YouTube cracks down on QAnon conspiracy theory
Social media giant cites offline violence for new policy
YouTube on Thursday became the latest social media giant to take steps to stop QAnon, the sprawling pro-Trumpconspiracy theory community whose online fantasies about a cabal of satanic pedophiles running the world have spilled over into offline violence.
The company announced in a blog post that it was updating its hate speech and harassment policies to prohibit “content that targets an individual or group with conspiracy theories that have been used to justify real-world violence.”
The new policy will prohibit content promoting QAnon, as well as related conspiracy theories such as Pizzagate, which falsely claims that top Democrats and Hollywood elites are running an underground sex-trafficking ring from the basement of a Washington pizza restaurant.
Other social networks have also taken steps to curb the spread of QAnon, which has been linked to incidents of violence and vandalism.

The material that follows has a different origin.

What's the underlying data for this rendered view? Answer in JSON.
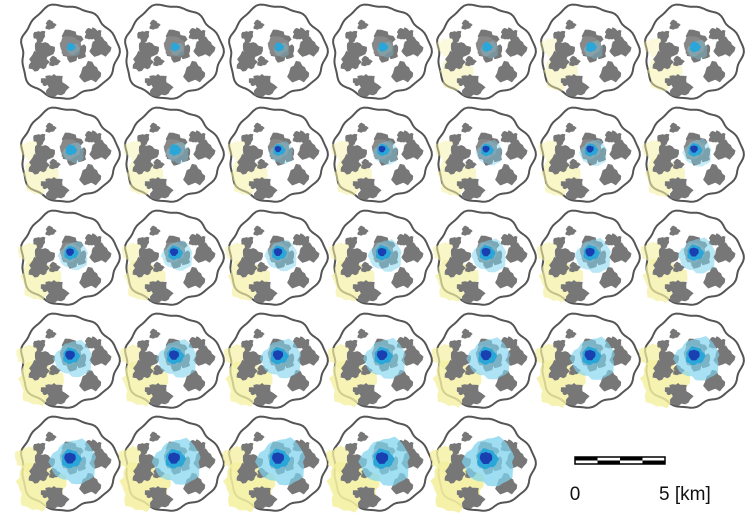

Last week, Facebook hardened its rules related to QAnon content and compared it to a “militarized social movement” that was becoming increasingly violent. This week, several smaller platforms, including Pinterest, Etsy and Triller, also announced new restrictions on QAnon content.
Under YouTube’s new policy, “content that threatens or harasses someone by suggesting they are complicit” in a harmful theory like QAnon or Pizzagate will be banned. News coverage of these theories and videos that discuss the theories without targeting individuals or groups may still be allowed.
The QAnon movement began in 2017, when an anonymous poster under the handle “Q Clearance Patriot,” or “Q,” began posting cryptic messages on the message board 4chan, claiming to possess classified information about a secret battle between President Donald Trump and a global cabal of pedophiles. QAnon believers — known as “bakers” — began discussing and decoding them in real time on platforms including Reddit and Twitter, connecting the dots on a modern rebranding of centuries-old anti-Semitic tropes that falsely accused prominent Democrats, including Hillary Clinton and liberal financier George Soros, of pulling the strings on a global sex trafficking conspiracy.
Few platforms played a bigger role in moving QAnon to the mainstream than YouTube. In the movement’s early days, QAnon followers produced YouTube documentaries that offered a crash course in the movement’s core beliefs. The videos were posted on Facebook and other platforms, and were often used to draw new recruits.
“YouTube has a huge role in the Q mythology,” said Mike Rothschild, a conspiracy theory debunker who is writing a book about QAnon. “There are major figures in the Q world who make videos on a daily basis, getting hundreds of thousands of views and packaging their theories in slick clips that are a world away from the straight-to-camera rambles so prominent in conspiracy theory video making.”
Rothschild predicted QAnon believers kicked off YouTube would find ways to distribute their videos through smaller platforms.